The Market Today

Retail Sales Show Consumer Off to Slow 4Q Start; U.S. and Chinese Officials Still Talking

by Craig Dismuke, Dudley Carter


Retail Sales Show Consumer Off to Slow 4Q Start: Retail sales for October, in combination with September’s revisions, disappointed expectations.  Headline sales rose 0.26% MoM, in-line with expectations, but an out-sized portion of the gains came from a 1.10% increase in gasoline sales due to higher energy prices. A bright spot in the report, auto sales rose a solid 0.53%, but this was offset by a 0.48% decline in building material sales.  Core retail sales, excluding autos, building materials, and gasoline, rose 0.26% which was close to expectations.  However, September’s core sales were revised down from unchanged to -0.1% meaning that October’s advance was from a lower starting place.  Categorically, food and beverage, online retailers, and general merchandise sales were the only bright sports.  All other categories were disappointing, including a 0.9% MoM decline in furniture sales, a 1.0% drop in clothing sales, and a 0.8% decline in sporting goods sales.  All told, retail sales remain positive but are off to a slow start for the fourth quarter. Adding to the headwinds for 4Q consumption will be the shortest post-Thanksgiving holiday shopping season possible in a calendar year.

Empire Fed Index Remains Positive but Misses Expectations: November’s regional report on manufacturing from the New York Fed Bank was softer than anticipated, falling from +4.0 to +2.9.  The headline index remains in positive territory and there were encouraging underlying details, including gains in the new orders index and employment index.

Another Look at Manufacturing Output: At 8:15 a.m. CT, the Industrial Production and Capacity Utilization report is scheduled for release.  Key in the industrial production data will be the manufacturing output tally. It is expected to decline 0.7% MoM which would be the seventh month out of ten in 2019 to see contraction in manufacturing.
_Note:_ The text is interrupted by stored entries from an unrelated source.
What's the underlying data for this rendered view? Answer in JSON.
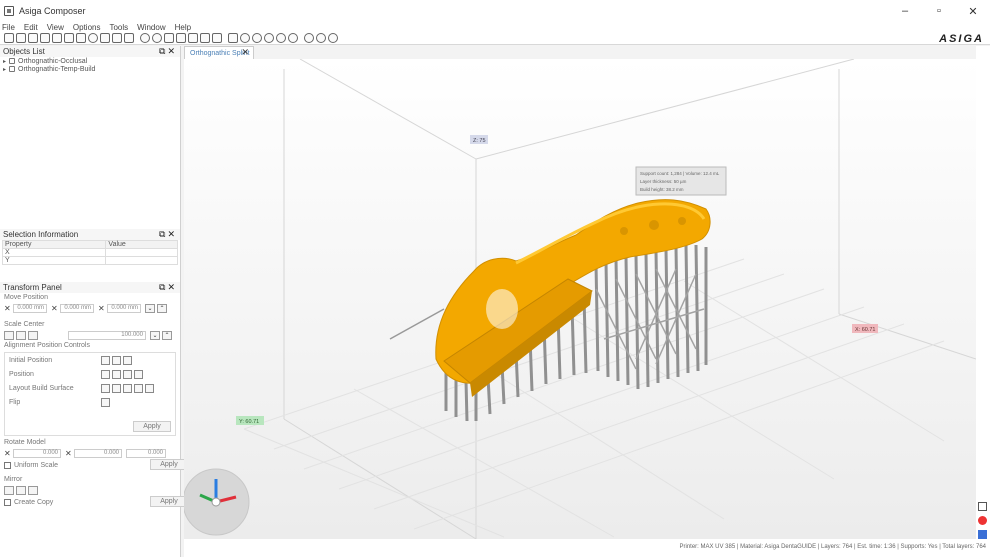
{
  "window": {
    "title": "Asiga Composer",
    "minimize": "–",
    "maximize": "▫",
    "close": "✕"
  },
  "menu": [
    "File",
    "Edit",
    "View",
    "Options",
    "Tools",
    "Window",
    "Help"
  ],
  "brand": {
    "logo_text": "ASIGA"
  },
  "objects_panel": {
    "title": "Objects List",
    "items": [
      {
        "label": "Orthognathic-Occlusal"
      },
      {
        "label": "Orthognathic-Temp-Build"
      }
    ]
  },
  "properties_panel": {
    "title": "Selection Information",
    "columns": [
      "Property",
      "Value"
    ],
    "rows": [
      {
        "property": "X",
        "value": ""
      },
      {
        "property": "Y",
        "value": ""
      }
    ]
  },
  "transform_panel": {
    "title": "Transform Panel",
    "translate_label": "Move Position",
    "translate": {
      "x": "0.000 mm",
      "y": "0.000 mm",
      "z": "0.000 mm"
    },
    "scale_label": "Scale Center",
    "scale_value": "100.000",
    "group_label": "Alignment Position Controls",
    "group_rows": [
      "Initial Position",
      "Position",
      "Layout Build Surface",
      "Flip"
    ],
    "apply_label": "Apply",
    "rotate_label": "Rotate Model",
    "rotate": {
      "x": "0.000",
      "y": "0.000",
      "z": "0.000"
    },
    "uniform_label": "Uniform Scale",
    "uniform_apply": "Apply",
    "mirror_label": "Mirror",
    "create_copy_label": "Create Copy",
    "create_copy_apply": "Apply"
  },
  "viewport": {
    "tab_label": "Orthognathic Splint",
    "axis_z_label": "Z: 75",
    "axis_x_label": "X: 60.71",
    "axis_y_label": "Y: 60.71",
    "tooltip_lines": [
      "Support count: 1,284 | Volume: 12.4 mL",
      "Layer thickness: 50 µm",
      "Build height: 38.2 mm"
    ]
  },
  "status": {
    "text": "Printer: MAX UV 385 | Material: Asiga DentaGUIDE | Layers: 764 | Est. time: 1:36 | Supports: Yes | Total layers: 764"
  },
  "colors": {
    "model": "#f3a800",
    "model_shadow": "#c98900",
    "support": "#8f8f8f",
    "grid": "#dcdcdc"
  }
}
Financial Stability Report: While we will get a breather from the onslaught of Fed speakers today, the Fed is scheduled to release it Financial Stability Report at 1:00 p.m. CT.


S&P 500 Eked Out a Record in Another Quiet Session: Another quiet day for U.S. equities left the major indices mixed at the finish. For a second day, U.S. stocks avoided yielding to global weakness spurred by trade concerns and weak foreign economic data. The Dow was barely changed, down less than two points, while the S&P 500 rose less than 0.1%. Multiple signs last week of progress toward a trade deal had sent yields and stocks surging. However, mixed messaging from both sides since has reinvigorated uncertainty and frozen equities near record levels. The last three days have cumulatively been the fourth-quietest three-day run for the S&P 500 this year.
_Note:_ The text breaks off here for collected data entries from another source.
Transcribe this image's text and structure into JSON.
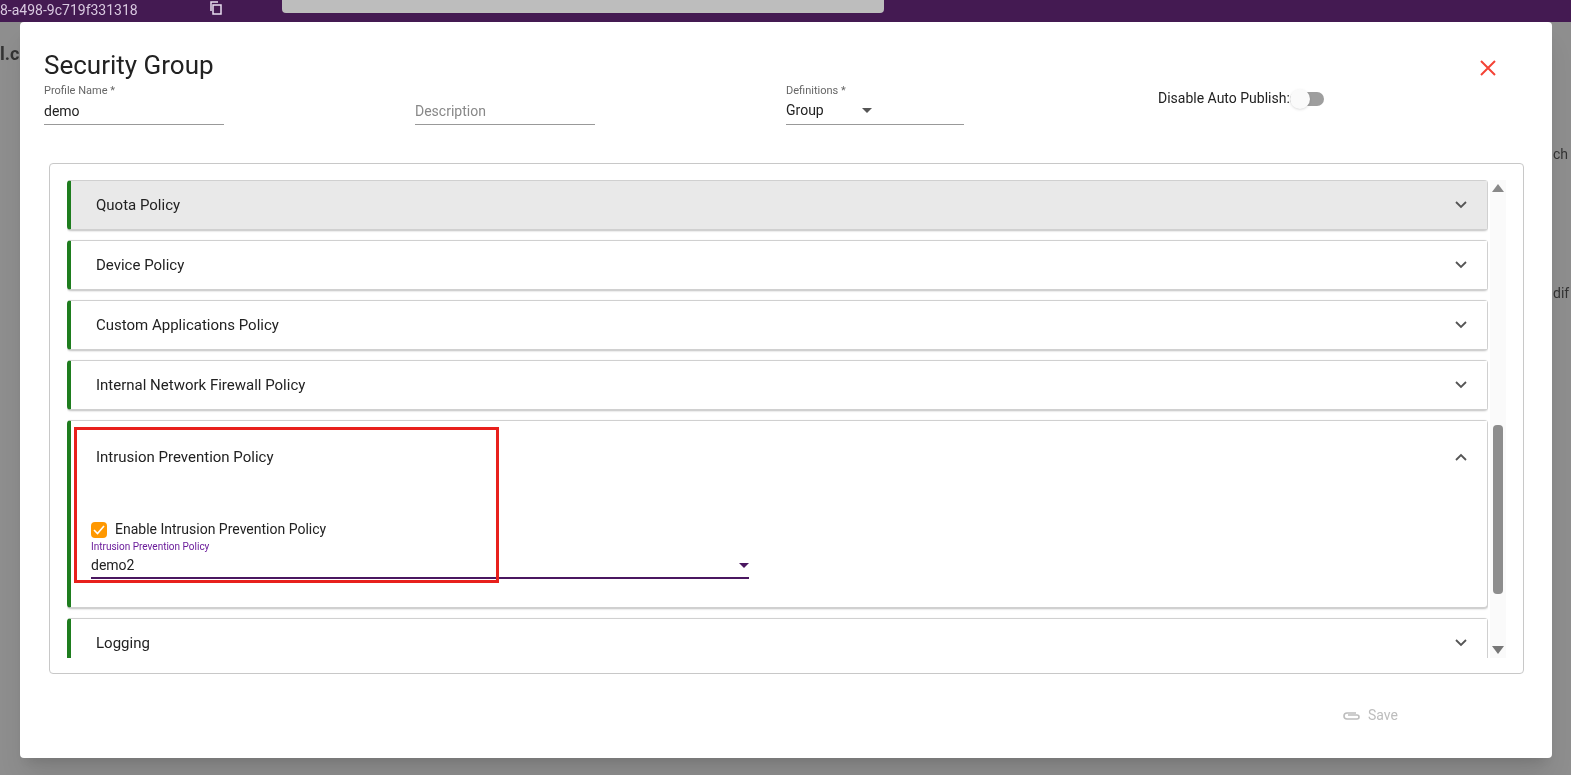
{
  "background": {
    "cluster_id": "8-a498-9c719f331318",
    "fragments": [
      "l.c",
      "ch",
      "dif"
    ]
  },
  "dialog": {
    "title": "Security Group",
    "fields": [
      {
        "kind": "text",
        "label": "Profile Name *",
        "value": "demo"
      },
      {
        "kind": "text",
        "placeholder": "Description"
      },
      {
        "kind": "select",
        "label": "Definitions *",
        "value": "Group"
      }
    ],
    "auto_publish": {
      "label": "Disable Auto Publish:",
      "on": false
    },
    "panels": [
      {
        "title": "Quota Policy",
        "expanded": false,
        "focused": true
      },
      {
        "title": "Device Policy",
        "expanded": false,
        "focused": false
      },
      {
        "title": "Custom Applications Policy",
        "expanded": false,
        "focused": false
      },
      {
        "title": "Internal Network Firewall Policy",
        "expanded": false,
        "focused": false
      },
      {
        "title": "Intrusion Prevention Policy",
        "expanded": true,
        "focused": false,
        "checkbox": {
          "label": "Enable Intrusion Prevention Policy",
          "checked": true
        },
        "select": {
          "label": "Intrusion Prevention Policy",
          "value": "demo2"
        }
      },
      {
        "title": "Logging",
        "expanded": false,
        "focused": false
      }
    ],
    "save": {
      "label": "Save",
      "disabled": true
    }
  }
}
Treasury Yields Moved Lower for a Second Day Amid Renewed Uncertainty: While stocks have held onto most of last week’s gains, Treasury yields continued to unwind their prior-week rise. The 2-year yield dropped 4.5 bps on Thursday as the 10-year yield slipped 6.7 bps. After jumping 12.3 bps and 23.2 bps last week, the 2-year and 10-year yields have shed 8.5 bps and 12.2 bps, respectively, this week. For a second day, a large part of the net daily move occurred overnight ahead of U.S. trading. Several key economic reports from Asia and Europe disappointed and continued to reflect a weak global economy. Trends in recent weeks show how tough the 1.50% to 2.00% range for the 10-year note could be to break.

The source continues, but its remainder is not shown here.